Club Tir Sportif
Un événement tragique s’est produit dans un club de tir val-de-marnais en début de semaine. Les circonstances exactes restent floues alors que le centre a temporairement fermé ses portes. L’incident soulève des questions sur la sécurité et l’image de cette pratique sportive déjà souvent controversée.
Un acte désespéré sur le pas de tir
C’est un lundi soir qui a viré au drame. Vers 18h30, le 8 décembre, un homme d’une cinquantaine d’années a mis fin à ses jours au centre de tir sportif Eyquem, situé près de la station de métro L’Échat à Créteil.
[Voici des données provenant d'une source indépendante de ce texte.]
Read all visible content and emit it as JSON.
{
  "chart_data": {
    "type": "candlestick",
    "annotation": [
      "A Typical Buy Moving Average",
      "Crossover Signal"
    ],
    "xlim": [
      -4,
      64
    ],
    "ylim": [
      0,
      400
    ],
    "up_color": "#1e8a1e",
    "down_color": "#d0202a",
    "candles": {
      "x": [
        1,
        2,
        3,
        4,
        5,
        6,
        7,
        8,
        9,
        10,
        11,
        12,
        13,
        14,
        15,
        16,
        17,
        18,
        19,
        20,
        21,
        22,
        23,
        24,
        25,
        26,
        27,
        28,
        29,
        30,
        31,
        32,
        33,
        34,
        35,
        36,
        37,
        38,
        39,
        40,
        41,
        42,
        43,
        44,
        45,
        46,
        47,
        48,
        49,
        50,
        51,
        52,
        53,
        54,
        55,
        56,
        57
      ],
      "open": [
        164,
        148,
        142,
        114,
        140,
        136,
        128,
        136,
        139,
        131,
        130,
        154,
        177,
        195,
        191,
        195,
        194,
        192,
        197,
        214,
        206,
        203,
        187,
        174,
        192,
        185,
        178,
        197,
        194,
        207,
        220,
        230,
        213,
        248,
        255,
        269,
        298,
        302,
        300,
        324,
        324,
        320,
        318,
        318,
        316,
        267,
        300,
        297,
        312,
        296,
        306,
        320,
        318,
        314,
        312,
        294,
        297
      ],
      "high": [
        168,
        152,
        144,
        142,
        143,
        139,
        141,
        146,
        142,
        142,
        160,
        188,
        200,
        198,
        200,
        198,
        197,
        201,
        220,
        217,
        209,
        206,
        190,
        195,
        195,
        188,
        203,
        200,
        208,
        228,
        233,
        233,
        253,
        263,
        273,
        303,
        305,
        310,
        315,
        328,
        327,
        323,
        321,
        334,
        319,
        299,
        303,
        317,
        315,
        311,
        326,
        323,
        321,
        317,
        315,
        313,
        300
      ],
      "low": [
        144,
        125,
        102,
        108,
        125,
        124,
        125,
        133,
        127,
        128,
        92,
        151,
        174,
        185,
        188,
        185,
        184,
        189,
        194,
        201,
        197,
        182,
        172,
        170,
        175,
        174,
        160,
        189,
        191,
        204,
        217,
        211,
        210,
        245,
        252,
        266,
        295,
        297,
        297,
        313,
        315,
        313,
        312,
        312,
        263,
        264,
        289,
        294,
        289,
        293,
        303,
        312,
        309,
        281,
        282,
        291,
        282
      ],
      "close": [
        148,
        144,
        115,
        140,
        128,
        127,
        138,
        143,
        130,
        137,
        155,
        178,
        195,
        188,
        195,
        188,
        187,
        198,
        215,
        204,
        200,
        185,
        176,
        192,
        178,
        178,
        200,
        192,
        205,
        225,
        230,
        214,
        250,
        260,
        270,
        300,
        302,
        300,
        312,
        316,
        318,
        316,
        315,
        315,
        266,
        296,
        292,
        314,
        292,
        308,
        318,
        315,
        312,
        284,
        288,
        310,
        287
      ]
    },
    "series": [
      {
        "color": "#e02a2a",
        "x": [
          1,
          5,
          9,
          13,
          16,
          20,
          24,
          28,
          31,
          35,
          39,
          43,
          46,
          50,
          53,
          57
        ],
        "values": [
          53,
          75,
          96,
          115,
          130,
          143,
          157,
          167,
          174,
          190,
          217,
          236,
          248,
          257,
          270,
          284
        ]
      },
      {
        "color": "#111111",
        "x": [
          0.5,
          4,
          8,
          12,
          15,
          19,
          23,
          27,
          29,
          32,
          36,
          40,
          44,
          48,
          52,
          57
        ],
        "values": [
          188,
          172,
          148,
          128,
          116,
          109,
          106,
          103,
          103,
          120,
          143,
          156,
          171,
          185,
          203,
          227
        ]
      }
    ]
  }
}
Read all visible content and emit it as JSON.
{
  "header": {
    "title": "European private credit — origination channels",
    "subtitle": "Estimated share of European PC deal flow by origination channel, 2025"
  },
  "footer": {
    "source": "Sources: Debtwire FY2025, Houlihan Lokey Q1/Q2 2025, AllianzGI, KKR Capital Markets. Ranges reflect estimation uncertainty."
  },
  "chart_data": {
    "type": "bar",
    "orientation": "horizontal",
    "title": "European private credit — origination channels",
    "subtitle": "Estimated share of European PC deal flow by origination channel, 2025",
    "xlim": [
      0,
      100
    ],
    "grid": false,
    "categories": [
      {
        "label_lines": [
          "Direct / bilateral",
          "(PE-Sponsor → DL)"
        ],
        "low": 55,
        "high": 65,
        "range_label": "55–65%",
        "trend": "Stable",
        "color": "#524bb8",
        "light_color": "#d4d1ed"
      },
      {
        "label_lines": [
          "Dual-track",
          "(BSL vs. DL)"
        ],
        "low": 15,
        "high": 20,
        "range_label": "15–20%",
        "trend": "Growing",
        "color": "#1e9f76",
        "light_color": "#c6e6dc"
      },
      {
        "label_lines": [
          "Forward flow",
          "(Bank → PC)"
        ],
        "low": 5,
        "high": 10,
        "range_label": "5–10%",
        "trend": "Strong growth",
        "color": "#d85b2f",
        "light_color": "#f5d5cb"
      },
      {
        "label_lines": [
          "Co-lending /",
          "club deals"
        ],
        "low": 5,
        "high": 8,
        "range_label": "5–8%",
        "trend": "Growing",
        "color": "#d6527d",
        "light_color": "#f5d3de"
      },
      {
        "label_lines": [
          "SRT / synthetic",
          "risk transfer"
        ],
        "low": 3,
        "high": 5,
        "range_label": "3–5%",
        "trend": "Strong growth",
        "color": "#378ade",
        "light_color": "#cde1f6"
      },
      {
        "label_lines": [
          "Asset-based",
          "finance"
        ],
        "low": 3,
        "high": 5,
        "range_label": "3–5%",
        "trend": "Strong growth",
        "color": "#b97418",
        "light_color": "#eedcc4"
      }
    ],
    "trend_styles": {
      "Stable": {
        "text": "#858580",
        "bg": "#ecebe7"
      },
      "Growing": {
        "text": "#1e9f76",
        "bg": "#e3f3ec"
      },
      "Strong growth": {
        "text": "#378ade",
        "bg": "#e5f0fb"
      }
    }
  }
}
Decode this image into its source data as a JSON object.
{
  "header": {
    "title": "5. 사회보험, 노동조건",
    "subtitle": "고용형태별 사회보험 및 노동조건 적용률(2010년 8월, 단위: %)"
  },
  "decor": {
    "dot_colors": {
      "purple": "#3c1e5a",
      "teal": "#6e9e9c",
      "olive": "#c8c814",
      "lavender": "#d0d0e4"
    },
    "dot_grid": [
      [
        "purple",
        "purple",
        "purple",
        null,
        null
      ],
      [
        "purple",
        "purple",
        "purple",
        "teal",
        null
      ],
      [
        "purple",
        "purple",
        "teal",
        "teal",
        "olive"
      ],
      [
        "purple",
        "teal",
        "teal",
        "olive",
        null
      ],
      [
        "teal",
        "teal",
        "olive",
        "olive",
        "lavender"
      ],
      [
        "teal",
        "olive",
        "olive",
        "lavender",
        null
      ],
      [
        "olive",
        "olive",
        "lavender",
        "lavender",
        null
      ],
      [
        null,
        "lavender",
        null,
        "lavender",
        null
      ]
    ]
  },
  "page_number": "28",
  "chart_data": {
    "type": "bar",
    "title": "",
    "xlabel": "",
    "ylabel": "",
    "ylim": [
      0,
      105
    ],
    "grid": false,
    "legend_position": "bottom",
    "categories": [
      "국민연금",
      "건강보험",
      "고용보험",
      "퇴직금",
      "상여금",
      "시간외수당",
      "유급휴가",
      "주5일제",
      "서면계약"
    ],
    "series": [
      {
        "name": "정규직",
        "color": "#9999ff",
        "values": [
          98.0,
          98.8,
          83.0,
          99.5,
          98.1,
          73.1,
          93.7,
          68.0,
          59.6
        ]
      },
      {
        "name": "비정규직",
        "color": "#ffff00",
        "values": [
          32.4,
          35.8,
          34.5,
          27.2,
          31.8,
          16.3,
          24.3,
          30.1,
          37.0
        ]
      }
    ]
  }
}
Adhérent régulier et licencié du club, la victime se trouvait sur le pas de tir des 25 mètres lorsqu’elle a retourné son arme contre elle-même. Un autre tireur, présent sur un emplacement différent, a fait la macabre découverte.
Les enquêteurs n’ont trouvé aucune explication immédiate à ce geste. « Aucun mot d’explication n’a été trouvé », précise une source proche du dossier. « Aucune lettre explicative n’était découverte » sur les lieux du drame.
Fermeture temporaire et communication discrète
Au lendemain de l’incident, le club est resté fermé. Deux chaises en métal noir bloquaient l’accès à la porte d’entrée, accompagnées d’une simple affichette « Fermé ».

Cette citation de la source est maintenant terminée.